NHS England’s Urgent and Emergency Care Recovery Plan set out guidance to support systems implement new models of virtual wards, in more clinical areas including heart failure and paediatrics, with the guidelines to be put in place to allow systems to scale up ahead of winter.

Case studies


In Blackpool, almost 200 children have been treated on a paediatric virtual ward, including 21-month-old Hope Ezard, who was born prematurely at just 29-weeks and has a rare neurodevelopmental disorder, GNB5, as well as chronic lung disease and feeding issues.
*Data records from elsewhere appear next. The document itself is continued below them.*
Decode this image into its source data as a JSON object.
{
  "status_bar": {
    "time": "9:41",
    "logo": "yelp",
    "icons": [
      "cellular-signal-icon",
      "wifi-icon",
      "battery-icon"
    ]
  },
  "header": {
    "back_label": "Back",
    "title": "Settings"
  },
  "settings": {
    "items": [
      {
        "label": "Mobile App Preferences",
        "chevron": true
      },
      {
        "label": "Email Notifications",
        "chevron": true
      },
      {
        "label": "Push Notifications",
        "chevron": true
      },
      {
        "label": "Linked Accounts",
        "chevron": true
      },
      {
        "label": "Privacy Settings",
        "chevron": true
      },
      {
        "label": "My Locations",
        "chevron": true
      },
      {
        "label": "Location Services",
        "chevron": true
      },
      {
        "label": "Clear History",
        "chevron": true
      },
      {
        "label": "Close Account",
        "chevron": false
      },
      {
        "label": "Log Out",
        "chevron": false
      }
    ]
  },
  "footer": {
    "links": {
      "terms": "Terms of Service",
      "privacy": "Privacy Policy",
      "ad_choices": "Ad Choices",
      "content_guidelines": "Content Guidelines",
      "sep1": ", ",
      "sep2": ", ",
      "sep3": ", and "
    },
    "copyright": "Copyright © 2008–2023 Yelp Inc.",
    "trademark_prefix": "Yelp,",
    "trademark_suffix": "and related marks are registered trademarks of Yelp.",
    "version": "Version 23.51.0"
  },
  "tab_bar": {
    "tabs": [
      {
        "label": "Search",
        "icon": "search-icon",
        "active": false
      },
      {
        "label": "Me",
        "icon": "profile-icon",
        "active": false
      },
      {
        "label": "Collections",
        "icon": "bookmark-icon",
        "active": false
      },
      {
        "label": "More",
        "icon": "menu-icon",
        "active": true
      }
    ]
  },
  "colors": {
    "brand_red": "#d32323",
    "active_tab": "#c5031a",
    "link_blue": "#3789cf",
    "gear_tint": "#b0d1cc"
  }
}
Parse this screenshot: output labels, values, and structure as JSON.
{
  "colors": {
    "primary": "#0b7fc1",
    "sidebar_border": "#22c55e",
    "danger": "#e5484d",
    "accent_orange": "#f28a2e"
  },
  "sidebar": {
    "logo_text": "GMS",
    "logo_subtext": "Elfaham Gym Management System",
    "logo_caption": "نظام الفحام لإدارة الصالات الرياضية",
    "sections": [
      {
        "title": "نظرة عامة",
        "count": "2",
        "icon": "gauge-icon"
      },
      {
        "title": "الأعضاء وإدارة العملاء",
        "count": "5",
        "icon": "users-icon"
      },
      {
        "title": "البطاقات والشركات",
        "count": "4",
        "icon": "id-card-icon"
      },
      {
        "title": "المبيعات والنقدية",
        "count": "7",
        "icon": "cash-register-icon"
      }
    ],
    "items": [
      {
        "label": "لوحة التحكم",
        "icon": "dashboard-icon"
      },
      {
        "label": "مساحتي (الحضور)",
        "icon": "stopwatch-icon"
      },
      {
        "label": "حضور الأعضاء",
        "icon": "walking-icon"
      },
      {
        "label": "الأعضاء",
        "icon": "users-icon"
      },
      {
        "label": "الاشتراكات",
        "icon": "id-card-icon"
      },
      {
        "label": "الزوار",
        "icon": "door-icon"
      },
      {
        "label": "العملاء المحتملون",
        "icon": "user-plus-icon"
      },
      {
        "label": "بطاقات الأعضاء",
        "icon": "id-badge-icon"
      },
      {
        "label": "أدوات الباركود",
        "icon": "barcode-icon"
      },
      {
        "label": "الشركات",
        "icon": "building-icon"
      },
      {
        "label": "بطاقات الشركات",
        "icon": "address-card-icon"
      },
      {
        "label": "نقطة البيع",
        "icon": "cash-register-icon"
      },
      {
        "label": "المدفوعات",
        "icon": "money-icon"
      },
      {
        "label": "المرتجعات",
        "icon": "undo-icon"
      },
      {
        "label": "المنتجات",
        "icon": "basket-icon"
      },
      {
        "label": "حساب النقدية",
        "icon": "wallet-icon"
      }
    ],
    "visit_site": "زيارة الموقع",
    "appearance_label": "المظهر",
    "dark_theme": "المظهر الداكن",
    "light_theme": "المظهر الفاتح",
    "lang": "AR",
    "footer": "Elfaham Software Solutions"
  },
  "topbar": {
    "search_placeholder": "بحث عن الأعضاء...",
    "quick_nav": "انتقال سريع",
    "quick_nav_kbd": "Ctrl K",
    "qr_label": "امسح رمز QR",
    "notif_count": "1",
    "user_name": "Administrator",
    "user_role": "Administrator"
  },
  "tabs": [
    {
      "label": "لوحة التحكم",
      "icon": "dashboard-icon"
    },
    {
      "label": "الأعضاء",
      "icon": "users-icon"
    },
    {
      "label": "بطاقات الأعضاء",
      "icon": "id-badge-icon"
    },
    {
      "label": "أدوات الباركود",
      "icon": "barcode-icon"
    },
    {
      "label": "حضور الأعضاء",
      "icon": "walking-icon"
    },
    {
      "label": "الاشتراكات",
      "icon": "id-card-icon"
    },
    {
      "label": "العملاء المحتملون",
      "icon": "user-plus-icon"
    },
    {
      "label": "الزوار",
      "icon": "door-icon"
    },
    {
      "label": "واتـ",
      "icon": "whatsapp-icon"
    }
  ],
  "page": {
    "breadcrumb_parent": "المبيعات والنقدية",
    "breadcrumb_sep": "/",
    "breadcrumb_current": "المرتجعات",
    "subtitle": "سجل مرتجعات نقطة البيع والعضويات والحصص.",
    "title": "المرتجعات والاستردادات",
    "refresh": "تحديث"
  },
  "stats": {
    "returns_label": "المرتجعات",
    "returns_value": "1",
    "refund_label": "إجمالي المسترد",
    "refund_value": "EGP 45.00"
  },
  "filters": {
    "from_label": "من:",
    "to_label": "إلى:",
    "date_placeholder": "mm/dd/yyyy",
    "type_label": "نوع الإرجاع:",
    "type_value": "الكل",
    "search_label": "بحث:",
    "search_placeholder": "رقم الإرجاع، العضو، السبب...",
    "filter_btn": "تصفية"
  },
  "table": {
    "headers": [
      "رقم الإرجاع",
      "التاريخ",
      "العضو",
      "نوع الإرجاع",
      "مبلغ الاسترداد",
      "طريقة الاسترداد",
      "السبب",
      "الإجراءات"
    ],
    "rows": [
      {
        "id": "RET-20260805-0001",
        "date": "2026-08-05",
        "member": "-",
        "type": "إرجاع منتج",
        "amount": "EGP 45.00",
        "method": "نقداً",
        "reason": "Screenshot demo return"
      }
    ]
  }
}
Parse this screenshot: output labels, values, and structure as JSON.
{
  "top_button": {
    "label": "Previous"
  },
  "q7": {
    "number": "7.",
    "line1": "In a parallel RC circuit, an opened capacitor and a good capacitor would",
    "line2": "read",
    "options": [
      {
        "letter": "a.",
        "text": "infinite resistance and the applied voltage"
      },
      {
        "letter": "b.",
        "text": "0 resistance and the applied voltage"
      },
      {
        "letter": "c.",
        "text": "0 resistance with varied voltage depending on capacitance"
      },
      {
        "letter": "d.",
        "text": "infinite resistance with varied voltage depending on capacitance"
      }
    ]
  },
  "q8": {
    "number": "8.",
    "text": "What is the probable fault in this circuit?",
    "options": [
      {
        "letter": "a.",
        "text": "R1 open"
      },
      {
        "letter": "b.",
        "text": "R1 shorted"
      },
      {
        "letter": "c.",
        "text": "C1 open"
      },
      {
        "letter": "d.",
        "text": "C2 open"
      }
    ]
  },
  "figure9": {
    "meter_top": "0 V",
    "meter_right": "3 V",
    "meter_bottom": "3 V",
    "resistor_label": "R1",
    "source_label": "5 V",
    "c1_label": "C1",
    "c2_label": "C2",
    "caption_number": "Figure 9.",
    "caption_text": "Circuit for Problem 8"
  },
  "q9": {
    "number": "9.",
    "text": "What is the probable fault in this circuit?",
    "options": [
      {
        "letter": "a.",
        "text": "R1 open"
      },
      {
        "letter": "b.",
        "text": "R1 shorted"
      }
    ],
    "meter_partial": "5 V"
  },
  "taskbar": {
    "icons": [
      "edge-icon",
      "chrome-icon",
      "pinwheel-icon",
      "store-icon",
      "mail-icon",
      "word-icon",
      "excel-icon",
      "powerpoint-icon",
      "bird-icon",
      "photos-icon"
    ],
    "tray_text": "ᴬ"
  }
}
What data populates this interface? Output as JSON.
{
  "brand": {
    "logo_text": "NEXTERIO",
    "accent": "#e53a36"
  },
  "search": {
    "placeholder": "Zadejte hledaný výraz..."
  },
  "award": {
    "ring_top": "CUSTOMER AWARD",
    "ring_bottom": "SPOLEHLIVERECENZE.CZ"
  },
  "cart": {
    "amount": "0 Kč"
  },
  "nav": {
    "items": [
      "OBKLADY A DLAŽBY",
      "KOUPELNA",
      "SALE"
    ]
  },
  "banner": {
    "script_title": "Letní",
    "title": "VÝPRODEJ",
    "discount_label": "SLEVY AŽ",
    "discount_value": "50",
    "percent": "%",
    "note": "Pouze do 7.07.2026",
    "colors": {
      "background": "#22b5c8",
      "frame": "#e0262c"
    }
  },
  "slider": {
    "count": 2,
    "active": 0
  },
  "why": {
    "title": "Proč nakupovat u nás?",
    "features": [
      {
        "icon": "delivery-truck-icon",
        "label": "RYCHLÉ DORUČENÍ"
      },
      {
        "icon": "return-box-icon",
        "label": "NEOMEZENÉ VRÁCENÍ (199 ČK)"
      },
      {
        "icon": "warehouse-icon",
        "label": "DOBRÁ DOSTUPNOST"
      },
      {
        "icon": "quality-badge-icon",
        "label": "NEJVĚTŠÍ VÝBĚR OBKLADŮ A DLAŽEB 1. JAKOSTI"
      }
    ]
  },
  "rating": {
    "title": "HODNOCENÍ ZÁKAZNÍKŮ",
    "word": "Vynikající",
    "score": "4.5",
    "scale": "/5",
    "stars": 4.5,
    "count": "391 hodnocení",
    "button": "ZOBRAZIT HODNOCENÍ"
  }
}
Hope has been in and out of hospital for most of her life to be treated for recurring respiratory infections, to receive high-pressure oxygen and antibiotics, and often because she is too unwell to be at home with parents, Sarah, 39, and Carsten, 40, and her four siblings.

The introduction of the paediatric virtual ward at Blackpool Teaching Hospitals has meant that Hope can now be moved home sooner, and receive the care she needs while surrounded by her family and all the things she loves.

Hope’s mother, Sarah said: “Hope has a high care demand, but being able to receive some of that care at home is so beneficial to Hope, and our other children.

“We know that in general, Hope doesn’t sleep very well when she’s in hospital and is more vulnerable to hospital infections, so there is peace of mind when she’s being cared for at home, on the virtual ward, she’s less likely to pick up anything that might make her more poorly, and she’s relaxed and comfortable in her own bed. And the fact that the brilliant community nurses are just a phone call away reduces any anxieties that we might have had.

“For us, it’s amazing that we can have her at home with us as much as we do, and I would encourage other parents and families to talk to their doctors and nurses about paediatric virtual wards in their area.”


In the South West, University Hospitals Dorset’s (UHD) virtual ward pilot, ‘Child Health @Home’, is already helping families.

Claire Morgan’s son was on antibiotics that would have historically required a hospital stay.

Claire said: “The virtual ward was amazing for my son. It meant he could be discharged home where he was much more comfortable without the need to keep going back to the hospital for his antibiotics. We are very grateful for this brilliant project.”


At The Dudley Group NHS Foundation Trust, local mum, Anum Shazady, praised the virtual ward for keeping her son out of hospital, with twice daily calls from NHS staff.

Anum said: “Now my son is on the virtual ward I can record his observations as many times as I want throughout the day, recording them onto the virtual ward pad and a member of staff calls me twice daily which reassures me that he is safe in our home environment. The new virtual ward is great for me and my family as it stops my son staying in hospital longer than he needs.”